As IBM's CPO of six years, Pearson, CIPP/G, said "a good CPO must do more than just ensure that companies comply with the present-day law. They must also attempt to second-guess future innovation and design company security policies and procedures accordingly. For a CPO to have the freedom to anticipate problems, a company must have a solid culture built around privacy, security and trust. Most importantly, a good CPO must coordinate with many different company divisions - from IT to communications to human resources to legal."

CPOs are clearly responsible for adhering to complex state and federal laws, particularly those that guard employee and consumer privacy and security. Chris Zoladz, vice president for information protection and privacy and CPO for Marriott International (and past president of the IAPP Board) said, "we quickly realized that there is a whole lot more to this than compliance with laws and regulations. There is a heavy business interest."

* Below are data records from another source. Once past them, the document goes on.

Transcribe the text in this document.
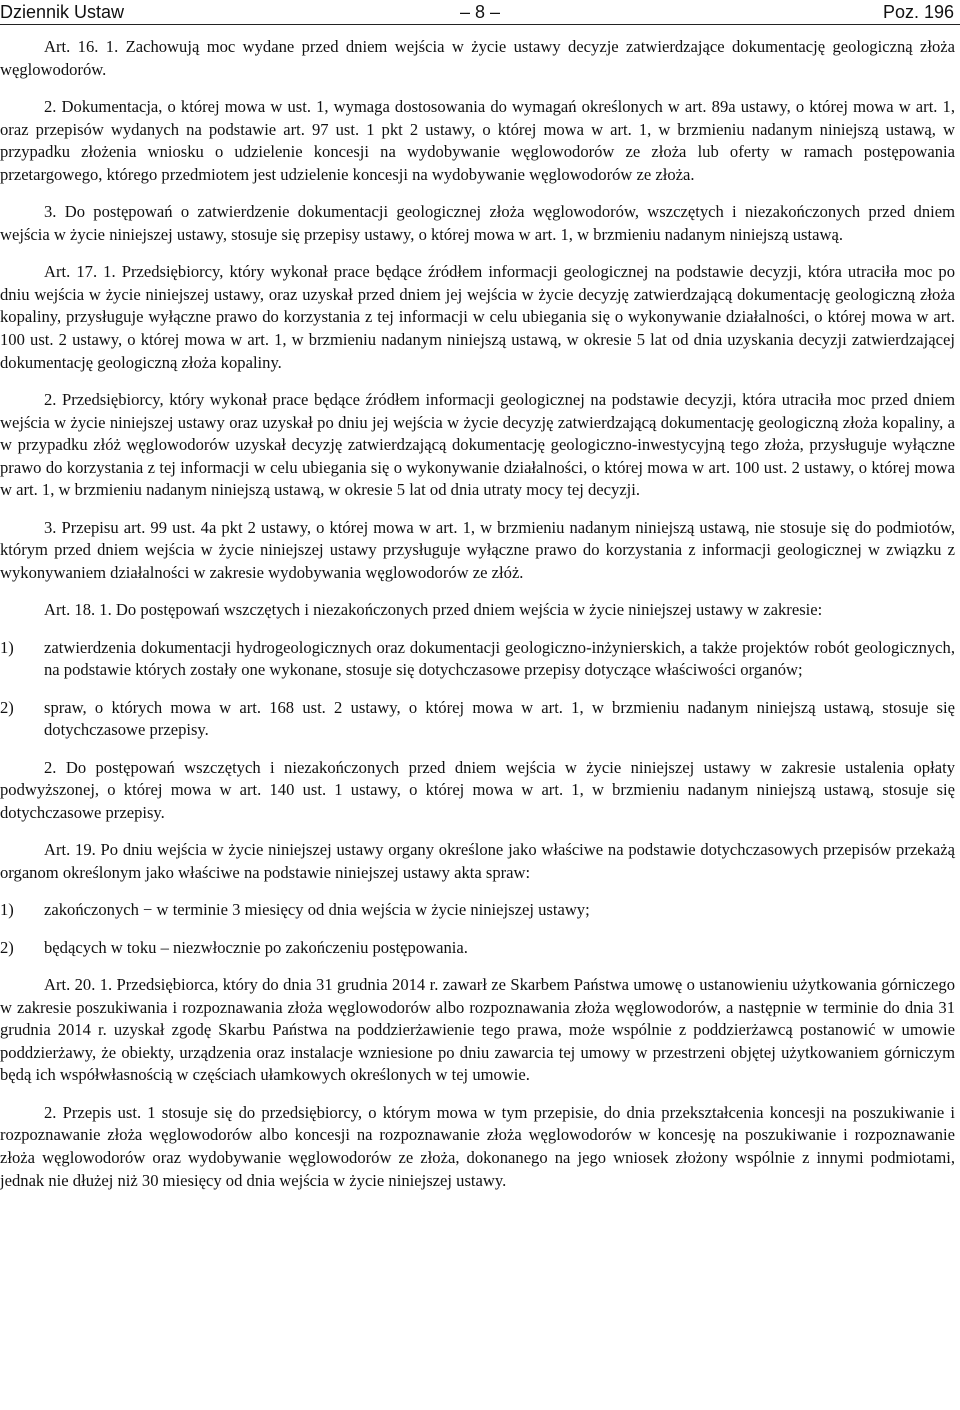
– 8 –
Dziennik Ustaw	Poz. 196

Art. 16. 1. Zachowują moc wydane przed dniem wejścia w życie ustawy decyzje zatwierdzające dokumentację geologiczną złoża węglowodorów.

2. Dokumentacja, o której mowa w ust. 1, wymaga dostosowania do wymagań określonych w art. 89a ustawy, o której mowa w art. 1, oraz przepisów wydanych na podstawie art. 97 ust. 1 pkt 2 ustawy, o której mowa w art. 1, w brzmieniu nadanym niniejszą ustawą, w przypadku złożenia wniosku o udzielenie koncesji na wydobywanie węglowodorów ze złoża lub oferty w ramach postępowania przetargowego, którego przedmiotem jest udzielenie koncesji na wydobywanie węglowodorów ze złoża.

3. Do postępowań o zatwierdzenie dokumentacji geologicznej złoża węglowodorów, wszczętych i niezakończonych przed dniem wejścia w życie niniejszej ustawy, stosuje się przepisy ustawy, o której mowa w art. 1, w brzmieniu nadanym niniejszą ustawą.

Art. 17. 1. Przedsiębiorcy, który wykonał prace będące źródłem informacji geologicznej na podstawie decyzji, która utraciła moc po dniu wejścia w życie niniejszej ustawy, oraz uzyskał przed dniem jej wejścia w życie decyzję zatwierdzającą dokumentację geologiczną złoża kopaliny, przysługuje wyłączne prawo do korzystania z tej informacji w celu ubiegania się o wykonywanie działalności, o której mowa w art. 100 ust. 2 ustawy, o której mowa w art. 1, w brzmieniu nadanym niniejszą ustawą, w okresie 5 lat od dnia uzyskania decyzji zatwierdzającej dokumentację geologiczną złoża kopaliny.

2. Przedsiębiorcy, który wykonał prace będące źródłem informacji geologicznej na podstawie decyzji, która utraciła moc przed dniem wejścia w życie niniejszej ustawy oraz uzyskał po dniu jej wejścia w życie decyzję zatwierdzającą dokumentację geologiczną złoża kopaliny, a w przypadku złóż węglowodorów uzyskał decyzję zatwierdzającą dokumentację geologiczno-inwestycyjną tego złoża, przysługuje wyłączne prawo do korzystania z tej informacji w celu ubiegania się o wykonywanie działalności, o której mowa w art. 100 ust. 2 ustawy, o której mowa w art. 1, w brzmieniu nadanym niniejszą ustawą, w okresie 5 lat od dnia utraty mocy tej decyzji.

3. Przepisu art. 99 ust. 4a pkt 2 ustawy, o której mowa w art. 1, w brzmieniu nadanym niniejszą ustawą, nie stosuje się do podmiotów, którym przed dniem wejścia w życie niniejszej ustawy przysługuje wyłączne prawo do korzystania z informacji geologicznej w związku z wykonywaniem działalności w zakresie wydobywania węglowodorów ze złóż.

Art. 18. 1. Do postępowań wszczętych i niezakończonych przed dniem wejścia w życie niniejszej ustawy w zakresie:

1)	zatwierdzenia dokumentacji hydrogeologicznych oraz dokumentacji geologiczno-inżynierskich, a także projektów robót geologicznych, na podstawie których zostały one wykonane, stosuje się dotychczasowe przepisy dotyczące właściwości organów;
2)	spraw, o których mowa w art. 168 ust. 2 ustawy, o której mowa w art. 1, w brzmieniu nadanym niniejszą ustawą, stosuje się dotychczasowe przepisy.

2. Do postępowań wszczętych i niezakończonych przed dniem wejścia w życie niniejszej ustawy w zakresie ustalenia opłaty podwyższonej, o której mowa w art. 140 ust. 1 ustawy, o której mowa w art. 1, w brzmieniu nadanym niniejszą ustawą, stosuje się dotychczasowe przepisy.

Art. 19. Po dniu wejścia w życie niniejszej ustawy organy określone jako właściwe na podstawie dotychczasowych przepisów przekażą organom określonym jako właściwe na podstawie niniejszej ustawy akta spraw:

1)	zakończonych − w terminie 3 miesięcy od dnia wejścia w życie niniejszej ustawy;
2)	będących w toku – niezwłocznie po zakończeniu postępowania.

Art. 20. 1. Przedsiębiorca, który do dnia 31 grudnia 2014 r. zawarł ze Skarbem Państwa umowę o ustanowieniu użytkowania górniczego w zakresie poszukiwania i rozpoznawania złoża węglowodorów albo rozpoznawania złoża węglowodorów, a następnie w terminie do dnia 31 grudnia 2014 r. uzyskał zgodę Skarbu Państwa na poddzierżawienie tego prawa, może wspólnie z poddzierżawcą postanowić w umowie poddzierżawy, że obiekty, urządzenia oraz instalacje wzniesione po dniu zawarcia tej umowy w przestrzeni objętej użytkowaniem górniczym będą ich współwłasnością w częściach ułamkowych określonych w tej umowie.

2. Przepis ust. 1 stosuje się do przedsiębiorcy, o którym mowa w tym przepisie, do dnia przekształcenia koncesji na poszukiwanie i rozpoznawanie złoża węglowodorów albo koncesji na rozpoznawanie złoża węglowodorów w koncesję na poszukiwanie i rozpoznawanie złoża węglowodorów oraz wydobywanie węglowodorów ze złoża, dokonanego na jego wniosek złożony wspólnie z innymi podmiotami, jednak nie dłużej niż 30 miesięcy od dnia wejścia w życie niniejszej ustawy.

IAPP Board President Kirk Herath, CIPP/G, associate vice president, CPO and associate general counsel for Nationwide Insurance Companies, said "issues surrounding data encryption provide a window into the challenges that many CPOs face. Encryption is something we've been working on actively for two years. The urban myth is that it's easy to do. Encrypting information is easy, it's the decoding that is difficult."

Zoladz, CIPP, said CPOs will continue to serve their companies well. "Just when you think you've seen most of what you're going to see, there's something else that comes up. Every week there's a new application or a new technology, but that's what makes it exciting."